But if you read into the tone of the national media — Biden is making a grave mistake. Articles appeared in the New York Times headlined, “‘Afghans Wonder ‘What About Us?’ as U.S. Troops Prepare to Withdraw” and “Will Afghanistan Become a Terrorism Safe Haven Once Again?

One New York Times article had a subhead that read: “What will happen to women and minorities? Can the Afghan president hold on to power? These and other pressing questions face a fearful country as the United States military withdraws.”

Women’s rights, democracy and protecting minorities are, of course, important. However, one has to ask to what end are these questions provoked? Have we not been in Afghanistan for nearly 20 years? 

What does victory look like? 

Because the Taliban are still there, and no amount of troops will deter them. Biden himself said as much April 14, saying, “It was not true when we had 98,000 US troops on the ground, and it won’t be true keeping [the current] 2,500 troops on the ground.”

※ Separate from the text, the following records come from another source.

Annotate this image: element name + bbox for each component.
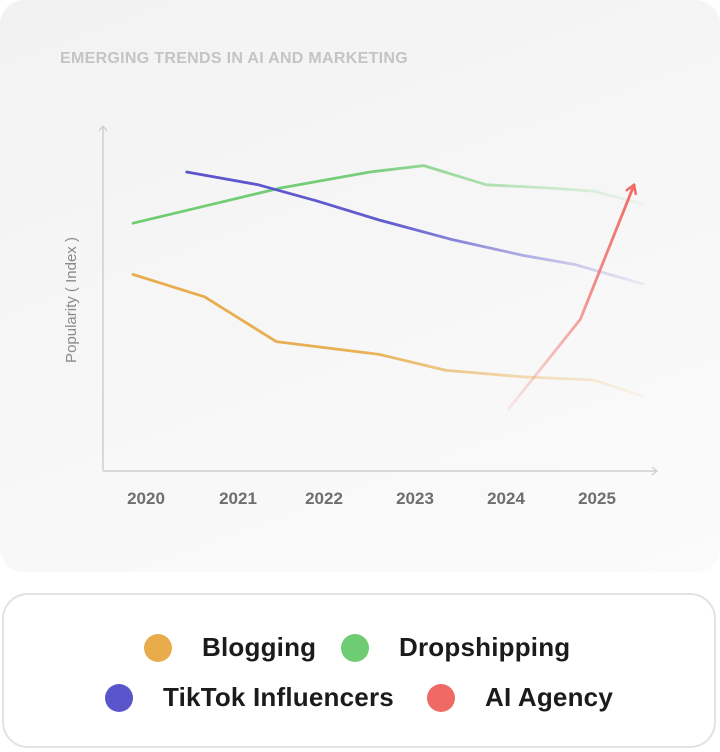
x-tick-label: 2023	[396, 489, 434, 508]
y-axis-label: Popularity ( Index )	[63, 237, 80, 363]
legend-label-tiktok-influencers: TikTok Influencers	[163, 682, 394, 712]
legend-item-tiktok-influencers: TikTok Influencers	[105, 682, 394, 713]
series-line-tiktok-influencers	[185, 170, 645, 286]
legend-swatch-tiktok-influencers	[105, 683, 133, 712]
chart-card: Popularity ( Index ) 2020 2021 2022 2023 202…	[0, 0, 720, 572]
series-line-ai-agency	[507, 183, 634, 411]
legend-swatch-blogging	[144, 633, 172, 662]
x-tick-label: 2020	[127, 489, 165, 508]
x-tick-labels: 2020 2021 2022 2023 2024 2025	[127, 489, 616, 508]
legend-swatch-ai-agency	[427, 683, 455, 712]
legend-item-blogging: Blogging	[144, 632, 316, 663]
legend-item-dropshipping: Dropshipping	[341, 632, 570, 663]
series-line-blogging	[131, 272, 645, 398]
line-chart: Popularity ( Index ) 2020 2021 2022 2023 202…	[63, 124, 659, 508]
x-tick-label: 2022	[305, 489, 343, 508]
x-tick-label: 2025	[578, 489, 616, 508]
chart-title: EMERGING TRENDS IN AI AND MARKETING	[60, 50, 408, 67]
legend-swatch-dropshipping	[341, 633, 369, 662]
legend: Blogging Dropshipping TikTok Influencers…	[2, 593, 716, 748]
legend-label-ai-agency: AI Agency	[485, 682, 613, 712]
x-tick-label: 2024	[487, 489, 525, 508]
legend-label-blogging: Blogging	[202, 632, 317, 662]
x-tick-label: 2021	[219, 489, 257, 508]
series-line-dropshipping	[131, 164, 645, 225]
series-layer	[131, 164, 645, 411]
legend-label-dropshipping: Dropshipping	[399, 632, 571, 662]
legend-item-ai-agency: AI Agency	[427, 682, 613, 713]
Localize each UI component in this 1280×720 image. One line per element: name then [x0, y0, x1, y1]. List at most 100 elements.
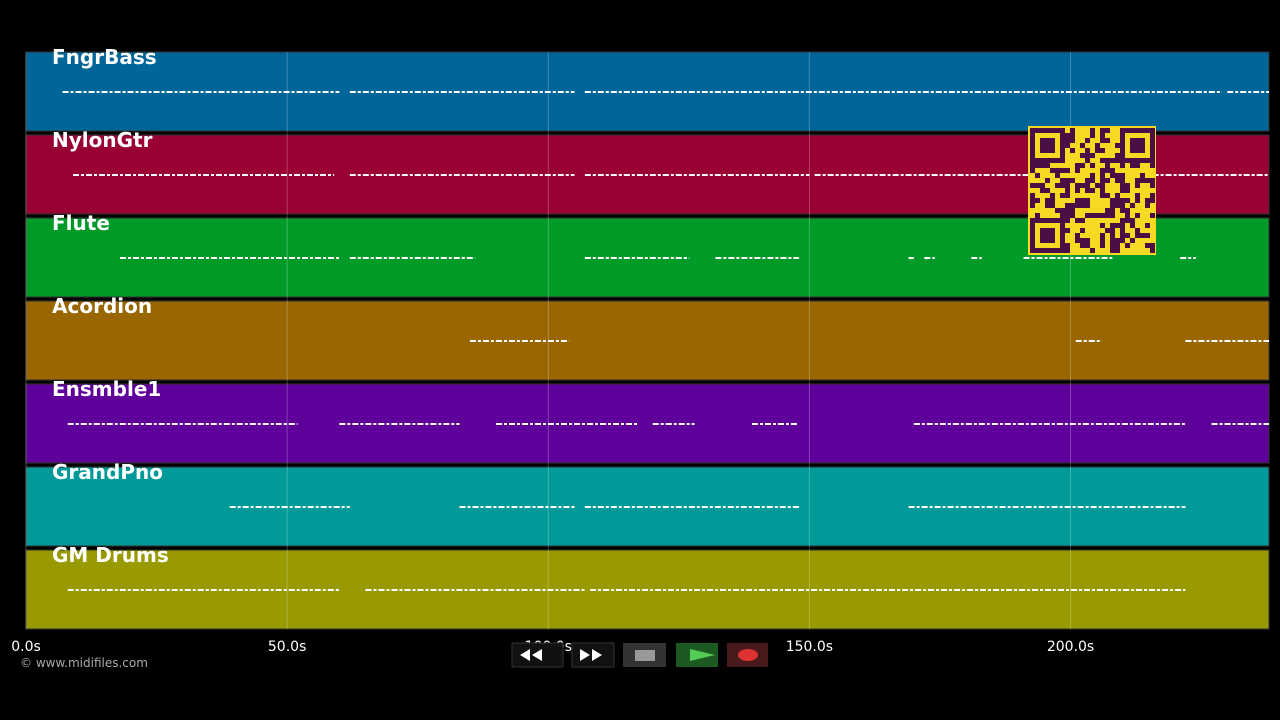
qr-cell: [1085, 158, 1090, 163]
qr-cell: [1105, 158, 1110, 163]
rewind-button[interactable]: [511, 642, 564, 668]
qr-cell: [1135, 213, 1140, 218]
qr-cell: [1070, 148, 1075, 153]
qr-cell: [1050, 158, 1055, 163]
qr-cell: [1050, 143, 1055, 148]
qr-cell: [1135, 233, 1140, 238]
transport: [511, 642, 768, 668]
qr-cell: [1100, 173, 1105, 178]
qr-cell: [1150, 128, 1155, 133]
track-lane: [25, 300, 1270, 381]
qr-cell: [1085, 243, 1090, 248]
qr-cell: [1145, 203, 1150, 208]
qr-cell: [1145, 158, 1150, 163]
qr-cell: [1065, 168, 1070, 173]
qr-cell: [1085, 178, 1090, 183]
qr-cell: [1135, 183, 1140, 188]
qr-cell: [1040, 228, 1045, 233]
qr-cell: [1100, 138, 1105, 143]
fast-forward-button[interactable]: [571, 642, 615, 668]
qr-cell: [1075, 183, 1080, 188]
qr-cell: [1130, 138, 1135, 143]
qr-cell: [1070, 213, 1075, 218]
qr-cell: [1065, 208, 1070, 213]
qr-cell: [1135, 158, 1140, 163]
record-button[interactable]: [727, 643, 768, 667]
track-name: Flute: [52, 211, 110, 235]
play-button[interactable]: [676, 643, 718, 667]
qr-cell: [1050, 233, 1055, 238]
qr-cell: [1030, 248, 1035, 253]
qr-cell: [1045, 138, 1050, 143]
qr-cell: [1140, 173, 1145, 178]
qr-cell: [1150, 138, 1155, 143]
qr-cell: [1045, 238, 1050, 243]
qr-cell: [1110, 228, 1115, 233]
qr-cell: [1100, 188, 1105, 193]
qr-cell: [1120, 228, 1125, 233]
qr-cell: [1065, 188, 1070, 193]
qr-cell: [1060, 153, 1065, 158]
qr-cell: [1130, 163, 1135, 168]
qr-cell: [1105, 128, 1110, 133]
qr-cell: [1125, 213, 1130, 218]
qr-cell: [1065, 178, 1070, 183]
qr-cell: [1115, 198, 1120, 203]
qr-cell: [1080, 153, 1085, 158]
qr-cell: [1110, 233, 1115, 238]
qr-cell: [1080, 143, 1085, 148]
qr-cell: [1135, 138, 1140, 143]
qr-cell: [1060, 213, 1065, 218]
qr-cell: [1040, 248, 1045, 253]
qr-cell: [1085, 238, 1090, 243]
qr-cell: [1060, 243, 1065, 248]
qr-cell: [1090, 248, 1095, 253]
qr-cell: [1090, 133, 1095, 138]
qr-cell: [1040, 143, 1045, 148]
qr-cell: [1085, 188, 1090, 193]
qr-cell: [1115, 248, 1120, 253]
qr-cell: [1075, 238, 1080, 243]
qr-cell: [1120, 208, 1125, 213]
qr-cell: [1105, 138, 1110, 143]
qr-cell: [1035, 173, 1040, 178]
qr-cell: [1030, 198, 1035, 203]
qr-cell: [1030, 243, 1035, 248]
notes: [62, 91, 1269, 591]
track-name: Ensmble1: [52, 377, 161, 401]
qr-cell: [1080, 218, 1085, 223]
qr-cell: [1055, 208, 1060, 213]
qr-cell: [1105, 178, 1110, 183]
qr-cell: [1115, 153, 1120, 158]
qr-cell: [1140, 178, 1145, 183]
qr-cell: [1035, 198, 1040, 203]
qr-cell: [1120, 178, 1125, 183]
qr-cell: [1120, 143, 1125, 148]
tick-label: 150.0s: [786, 639, 833, 655]
qr-cell: [1120, 163, 1125, 168]
qr-cell: [1065, 143, 1070, 148]
qr-cell: [1045, 143, 1050, 148]
qr-cell: [1115, 173, 1120, 178]
qr-cell: [1030, 233, 1035, 238]
qr-cell: [1075, 163, 1080, 168]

The simple truth is this narrative framed by the media and many members of the state apparatus perpetuates American imperialism in the name of identity politics and morality. Even many of Biden’s advisers raised objections, such as, “Biden faced pressure from leaders within the Pentagon and the intelligence agencies who opposed a withdrawal before the end of the year.”

If one follows their line of thinking, then should we invade every nation until human rights abuses no longer exist? Whatever criticisms one has of Biden, this is the correct choice, and he should follow through if he has any respect for the sovereignty of other peoples.

Speaking of it, the right to be free from American interference is strangely lacking in these articles, and our reason for being in Afghanistan is conveniently forgotten as well. We sent troops to catch Osama Bin Laden and wipe out Al-Qaeda because the Taliban would not cooperate in our effort to do so. 

Al-Qaeda is estimated to have less than a thousand members in Afghanistan, and Bin Laden is dead. 

To insist we stay ignores two key facts. 

First, one of the major causes of the War on Terror and 9/11 was our own foreign policy. Second, we already support human rights violators within the region. 

Bin Laden was explicit in that 9/11 was a response to American interference in the region and the presence of our troops in Saudi Arabia — the location of the two holiest sites to Islam — during the First Gulf War.

Does that make his actions justifiable? Absolutely not. However, it does mean the very thing used as a justification for this conflict, our foreign interference, is still ongoing. Despite moral pleas for our continued presence in Afghanistan, our track record in the region is far from stellar. 

Not only have these conflicts killed hundreds of thousands of people, but one of our biggest allies in the region, Saudi Arabia, is a frequent human rights abuser. It constantly imprisons women’s rights advocates, has strong censorship laws and regularly uses beheading as a form of capital punishment. 

If the media wants to portray the United States as some knight in shining armor that must protect human rights, then perhaps our actions should reflect that sentiment first.